What does Liverpool have which other places don’t, when it comes to maintaining a thriving retail sector? I was in Southport today and the once mighty Lord Street, looks like Dagenham High Street these days.The beautiful canopies neglected, boarded up stores and general deterioration. For Southport,read most towns in the North West today.

By Elephant

Pity we can’t have a tj hughes inthe south lovely shop

By Kevin


It’s very sad what has become of Lord Street, especially as it has so much potential. Birkdale nearby is thriving on the other hand.
I don’t know if the new events centre by Marine Lake would be my priority for the town at this stage – I visit it well nevertheless.
A shopfront improvement scheme and a wider strategy for Lord Street and the areas near the railway station is urgent.

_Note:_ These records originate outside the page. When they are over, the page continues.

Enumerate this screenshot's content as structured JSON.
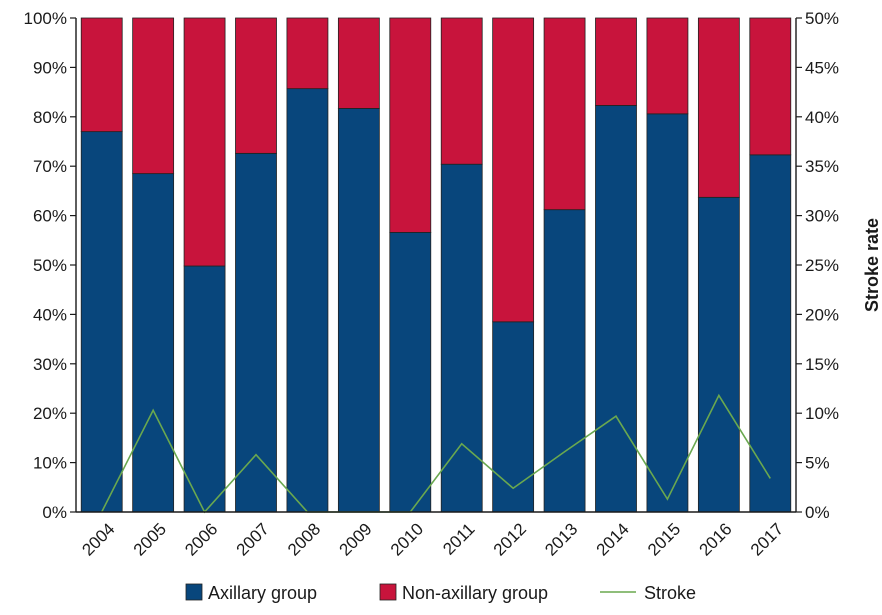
{
  "chart_data": {
    "type": "bar",
    "stacked": true,
    "percent_stacked": true,
    "categories": [
      "2004",
      "2005",
      "2006",
      "2007",
      "2008",
      "2009",
      "2010",
      "2011",
      "2012",
      "2013",
      "2014",
      "2015",
      "2016",
      "2017"
    ],
    "series": [
      {
        "name": "Axillary group",
        "color": "#08467c",
        "values": [
          77,
          68.5,
          49.8,
          72.6,
          85.7,
          81.7,
          56.6,
          70.4,
          38.5,
          61.2,
          82.3,
          80.6,
          63.7,
          72.3
        ]
      },
      {
        "name": "Non-axillary group",
        "color": "#c8143c",
        "values": [
          23,
          31.5,
          50.2,
          27.4,
          14.3,
          18.3,
          43.4,
          29.6,
          61.5,
          38.8,
          17.7,
          19.4,
          36.3,
          27.7
        ]
      }
    ],
    "line_series": {
      "name": "Stroke",
      "color": "#6aa84f",
      "axis": "right",
      "values": [
        0,
        10.3,
        0,
        5.8,
        0,
        0,
        0,
        6.9,
        2.4,
        6.1,
        9.7,
        1.3,
        11.8,
        3.4
      ]
    },
    "y_left": {
      "range": [
        0,
        100
      ],
      "ticks": [
        "0%",
        "10%",
        "20%",
        "30%",
        "40%",
        "50%",
        "60%",
        "70%",
        "80%",
        "90%",
        "100%"
      ]
    },
    "y_right": {
      "label": "Stroke rate",
      "range": [
        0,
        50
      ],
      "ticks": [
        "0%",
        "5%",
        "10%",
        "15%",
        "20%",
        "25%",
        "30%",
        "35%",
        "40%",
        "45%",
        "50%"
      ]
    },
    "legend": {
      "position": "bottom",
      "items": [
        "Axillary group",
        "Non-axillary group",
        "Stroke"
      ]
    },
    "grid": false
  }
}
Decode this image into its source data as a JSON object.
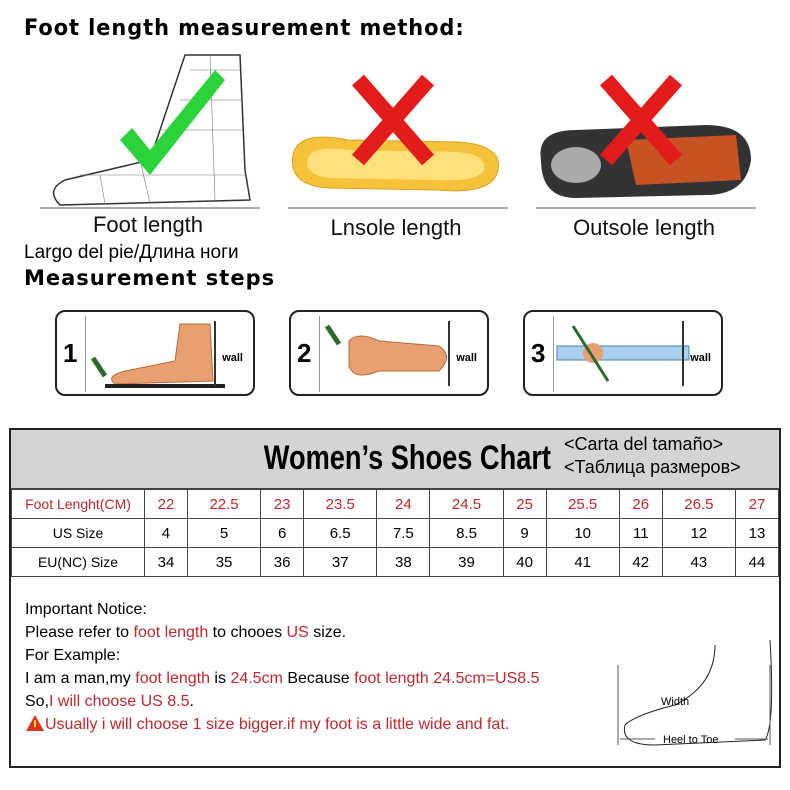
{
  "header": {
    "title": "Foot length measurement method:"
  },
  "methods": [
    {
      "label": "Foot length",
      "status": "correct"
    },
    {
      "label": "Lnsole length",
      "status": "wrong"
    },
    {
      "label": "Outsole length",
      "status": "wrong"
    }
  ],
  "foot_length_translations": "Largo del pie/Длина ноги",
  "steps": {
    "title": "Measurement steps",
    "items": [
      {
        "num": "1",
        "wall": "wall"
      },
      {
        "num": "2",
        "wall": "wall"
      },
      {
        "num": "3",
        "wall": "wall"
      }
    ]
  },
  "chart": {
    "title": "Women’s Shoes Chart",
    "title_es": "<Carta del tamaño>",
    "title_ru": "<Таблица размеров>",
    "rows": [
      {
        "label": "Foot Lenght(CM)",
        "values": [
          "22",
          "22.5",
          "23",
          "23.5",
          "24",
          "24.5",
          "25",
          "25.5",
          "26",
          "26.5",
          "27"
        ]
      },
      {
        "label": "US Size",
        "values": [
          "4",
          "5",
          "6",
          "6.5",
          "7.5",
          "8.5",
          "9",
          "10",
          "11",
          "12",
          "13"
        ]
      },
      {
        "label": "EU(NC) Size",
        "values": [
          "34",
          "35",
          "36",
          "37",
          "38",
          "39",
          "40",
          "41",
          "42",
          "43",
          "44"
        ]
      }
    ],
    "accent": "#c0282d"
  },
  "notice": {
    "title": "Important Notice:",
    "l1a": "Please refer to ",
    "l1b": "foot length",
    "l1c": " to chooes ",
    "l1d": "US",
    "l1e": " size.",
    "l2": "For Example:",
    "l3a": "I am a man,my ",
    "l3b": "foot length",
    "l3c": " is ",
    "l3d": "24.5cm",
    "l3e": " Because ",
    "l3f": "foot length 24.5cm=US8.5",
    "l4a": "So,",
    "l4b": "I will choose US 8.5",
    "l4c": ".",
    "warning": "Usually i will choose 1 size bigger.if my foot is a little wide and fat.",
    "diagram_width": "Width",
    "diagram_heel": "Heel to Toe"
  }
}
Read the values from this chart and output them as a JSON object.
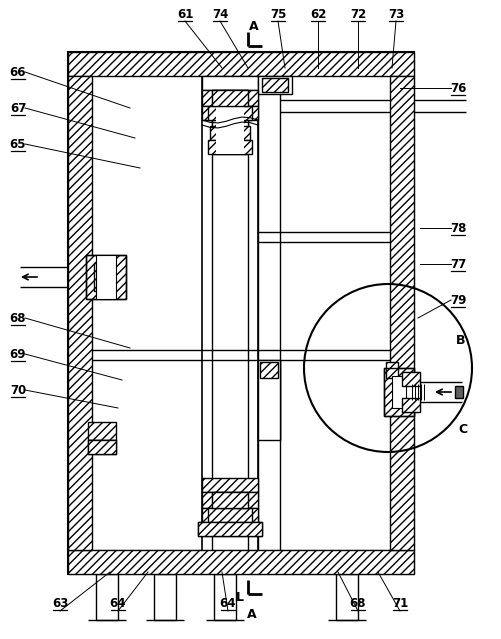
{
  "bg": "#ffffff",
  "lc": "#000000",
  "fig_w": 5.02,
  "fig_h": 6.39,
  "dpi": 100,
  "labels_top": [
    [
      "61",
      185,
      14,
      222,
      68
    ],
    [
      "74",
      220,
      14,
      248,
      68
    ],
    [
      "75",
      278,
      14,
      285,
      68
    ],
    [
      "62",
      318,
      14,
      318,
      68
    ],
    [
      "72",
      358,
      14,
      358,
      68
    ],
    [
      "73",
      396,
      14,
      392,
      68
    ]
  ],
  "labels_left": [
    [
      "66",
      18,
      72,
      130,
      108
    ],
    [
      "67",
      18,
      108,
      135,
      138
    ],
    [
      "65",
      18,
      144,
      140,
      168
    ],
    [
      "68",
      18,
      318,
      130,
      348
    ],
    [
      "69",
      18,
      354,
      122,
      380
    ],
    [
      "70",
      18,
      390,
      118,
      408
    ]
  ],
  "labels_right": [
    [
      "76",
      458,
      88,
      400,
      88
    ],
    [
      "78",
      458,
      228,
      420,
      228
    ],
    [
      "77",
      458,
      264,
      420,
      264
    ],
    [
      "79",
      458,
      300,
      418,
      318
    ]
  ],
  "labels_bot": [
    [
      "63",
      60,
      604,
      110,
      572
    ],
    [
      "64",
      118,
      604,
      148,
      572
    ],
    [
      "64",
      228,
      604,
      222,
      572
    ],
    [
      "68",
      358,
      604,
      338,
      572
    ],
    [
      "71",
      400,
      604,
      378,
      572
    ]
  ]
}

Liverpool may struggle to get new build office space etc, but it can be proud of its retail – and cultural and hospitality – strategy, whether it’s Liverpool One, Bold Street or it’s excellent museums.


One of the ways in which Southport`s Lord Street can recover is by the conversion of the upper floors of many of the vacant or under-used shops into residential or hospitality.
Take the French, their cities are still well populated in the central core and this in turn provides year round custom for may smaller shops and cafes, as well as stopping these places becoming ghost towns in winter.